Possibly exposing teachers, students to COVID-19 through phasing is a slippery-slope


Courtesy of montgomerycountymd.gov

Rising COVID-19 cases make Montgomery County’s plans to reopen “in person” unsafe and unrealistic. safety hazard.

In the midst of online school, Montgomery County Public School officials are continuing the search for a safe “in-school” plan as Montgomery County COVID-19 cases reach an all time high and the county falls back on tighter COVID-19 restrictions. However, as MoCo, once again, leads the charge in the number of COVID-19-related deaths (29,030 cases and 909 deaths, as of November 16) this proposed plan appears both imprudent and tone-deaf.

As a high school senior, blended virtual learning is both beneficial and a struggle for me. The college preparation process seems to proceed much smoother, but the support that would be readily available at school is nearly absent. As an advocate for equitable education, I am concerned. I recognize that the struggle for equitable education includes the rights and protection of teachers, and I am concerned about the health and well-being of my teachers as we plan for this second semester. 

Additionally, some parents would prefer their child to participate in “in-person” contact sports in order for them to be scouted and receive scholarships.  They will not be able to be scouted, however, if their health is deteriorating due to exposure of COVID-19. The harsh reality is that our priorities as a society that is dependent on “looking out for their fellow man” is rapidly changing due to an airborne virus that is causing us to examine our own mortality. 

“We certainly know that the metrics over the last few weeks have not been as positive as we would like for them to have been … but that doesn’t mean that we’re not going to continue to plan and work and move forward with our goal,” Superintendent Dr. Jack Smith said in response to tweaking plans as the pandemic progresses. “And our hope is that we can begin to bring students back into the physical spaces that we all think of as school.”

While I acknowledge the importance of “in-person” education, phasing isn’t ideal for teachers. In a hybrid model, teachers with young children suddenly have to find childcare for their school-age children for the days when they are not in person. And all teachers will be responsible for managing both the in-person students at the same time as monitoring their virtual classrooms—all while maintaining proper social distance, making sure students keep masks on, and worrying about their own safety.

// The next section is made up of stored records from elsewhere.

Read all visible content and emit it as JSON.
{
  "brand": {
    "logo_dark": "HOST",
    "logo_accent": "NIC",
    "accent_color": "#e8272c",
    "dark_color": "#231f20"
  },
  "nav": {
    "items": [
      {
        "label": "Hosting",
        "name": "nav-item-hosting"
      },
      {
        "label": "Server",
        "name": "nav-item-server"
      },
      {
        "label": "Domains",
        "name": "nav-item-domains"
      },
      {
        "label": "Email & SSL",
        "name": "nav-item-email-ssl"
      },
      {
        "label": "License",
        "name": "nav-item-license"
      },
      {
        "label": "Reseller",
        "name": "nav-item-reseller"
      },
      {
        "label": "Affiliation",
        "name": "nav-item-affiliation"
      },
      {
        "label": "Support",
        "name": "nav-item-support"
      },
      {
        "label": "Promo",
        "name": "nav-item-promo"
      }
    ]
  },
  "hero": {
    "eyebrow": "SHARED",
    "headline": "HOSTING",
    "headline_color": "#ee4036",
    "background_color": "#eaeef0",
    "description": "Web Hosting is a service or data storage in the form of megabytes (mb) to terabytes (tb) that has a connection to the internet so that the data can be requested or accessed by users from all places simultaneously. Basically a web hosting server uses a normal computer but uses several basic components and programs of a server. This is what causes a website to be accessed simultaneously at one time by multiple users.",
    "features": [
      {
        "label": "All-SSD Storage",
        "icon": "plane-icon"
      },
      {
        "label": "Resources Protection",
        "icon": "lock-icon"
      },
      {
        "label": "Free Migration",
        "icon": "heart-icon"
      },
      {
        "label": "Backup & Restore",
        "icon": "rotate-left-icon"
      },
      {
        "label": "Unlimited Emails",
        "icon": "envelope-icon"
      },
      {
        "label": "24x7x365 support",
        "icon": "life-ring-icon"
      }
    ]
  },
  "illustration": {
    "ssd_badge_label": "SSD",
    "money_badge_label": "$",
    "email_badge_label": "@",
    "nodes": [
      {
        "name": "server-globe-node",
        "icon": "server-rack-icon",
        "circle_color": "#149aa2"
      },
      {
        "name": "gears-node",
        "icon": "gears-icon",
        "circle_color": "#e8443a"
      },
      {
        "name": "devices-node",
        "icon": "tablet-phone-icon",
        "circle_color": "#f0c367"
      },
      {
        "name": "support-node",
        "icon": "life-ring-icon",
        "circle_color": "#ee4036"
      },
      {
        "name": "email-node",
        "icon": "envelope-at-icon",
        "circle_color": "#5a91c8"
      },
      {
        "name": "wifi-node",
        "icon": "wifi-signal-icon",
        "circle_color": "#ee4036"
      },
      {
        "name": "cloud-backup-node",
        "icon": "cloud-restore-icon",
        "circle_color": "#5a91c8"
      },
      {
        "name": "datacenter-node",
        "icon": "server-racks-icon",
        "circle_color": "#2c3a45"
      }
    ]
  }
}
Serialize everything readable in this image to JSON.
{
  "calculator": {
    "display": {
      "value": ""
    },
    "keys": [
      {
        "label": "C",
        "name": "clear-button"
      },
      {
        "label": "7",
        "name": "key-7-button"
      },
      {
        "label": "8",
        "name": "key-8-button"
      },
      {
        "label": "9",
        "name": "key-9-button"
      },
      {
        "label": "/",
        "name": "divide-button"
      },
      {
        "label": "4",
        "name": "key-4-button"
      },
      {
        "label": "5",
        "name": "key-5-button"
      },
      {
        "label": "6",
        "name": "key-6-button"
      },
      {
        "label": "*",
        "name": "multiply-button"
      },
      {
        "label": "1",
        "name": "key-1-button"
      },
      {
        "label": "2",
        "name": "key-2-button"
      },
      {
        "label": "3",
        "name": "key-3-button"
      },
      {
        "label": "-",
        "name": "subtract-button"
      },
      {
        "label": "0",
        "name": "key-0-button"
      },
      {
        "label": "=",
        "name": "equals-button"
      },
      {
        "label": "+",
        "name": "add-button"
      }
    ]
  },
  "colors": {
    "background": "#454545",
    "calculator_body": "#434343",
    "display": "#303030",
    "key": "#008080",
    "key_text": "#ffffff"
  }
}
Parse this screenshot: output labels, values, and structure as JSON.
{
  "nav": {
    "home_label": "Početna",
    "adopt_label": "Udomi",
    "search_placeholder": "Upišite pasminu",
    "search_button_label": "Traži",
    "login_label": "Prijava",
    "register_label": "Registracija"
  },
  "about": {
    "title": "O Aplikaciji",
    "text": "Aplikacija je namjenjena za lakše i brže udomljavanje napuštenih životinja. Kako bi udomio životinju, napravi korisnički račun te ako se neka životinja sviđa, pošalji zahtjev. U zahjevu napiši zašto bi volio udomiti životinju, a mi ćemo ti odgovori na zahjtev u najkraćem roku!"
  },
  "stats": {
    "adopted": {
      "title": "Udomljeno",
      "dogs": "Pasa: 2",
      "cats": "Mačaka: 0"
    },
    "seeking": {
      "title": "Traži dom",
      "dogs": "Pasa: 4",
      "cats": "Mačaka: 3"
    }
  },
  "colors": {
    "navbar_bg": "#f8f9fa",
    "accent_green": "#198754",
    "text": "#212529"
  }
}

Instead of focusing on blending in-person education and virtual learning, I suggest that MCPS officials improve online learning, with more resources for students most impacted by COVID-19 and the online platforms used during online school. 

For example, “take-home technology” desperately needs to be officially established. According to Pew Research Center, “Roughly one-third (35%) of households with children ages 6 to 17 and an annual income below $30,000 a year do not have a high-speed internet connection at home, compared with just 6% of such households earning $75,000 or more a year. These broadband gaps are particularly pronounced in black and Hispanic households with school-age children – especially those with low incomes.” This contributes to the “Homework Gap” that is exacerbated by COVID-19.  Now more than ever, we see the importance of high-speed internet and WIFI access in 21st-century learning. 

This is further compounded by statistics in which African-Americans and Latinos account for much of the hospitalizations for COVID-19. Watkins Mill alone has roughly 81.4 percent Latino and Black student population, and 51.4% of the entire student population is FARM (Free and Reduced Meals) students. With no further comments from MCPS concerning parent-teacher associations providing additional cleaning supplies, less affluent schools such as Watkins Mill and other Down County Consortium schools will face the repercussions of that decision.

Let’s not forget the inefficiency of Synergy, students in special education, and the mental health of students and teachers, which would rapidly deteriorate if we learn in person. The mortality rate for young people is incredibly low, in comparison to those older than us, but we still have the likelihood of bringing it home to our relatives, and studies are still being conducted for the long-lasting effects of COVID; this virus is still mutating.

The weight of being held responsible for a teacher contracting COVID-19 is more disturbing than quarantining at home, knowing that I am keeping my school, family and myself safe.  I do not want to be the reason my teachers die, nor do I want to be the reason my nearly 70-year-old father dies at home. 

The best scenario is to phase in students with disabilities and ESOL students who are starting, emerging, and developing (Levels 1-3), while keeping other students safe at home. With questions unanswered and COVID-19 cases and deaths in Montgomery County rising once again, the safety and well-being of everyone needs to be considered. Montgomery County, focus on the safety of our students and staff, and don’t be tone-deaf. I know you can hear us.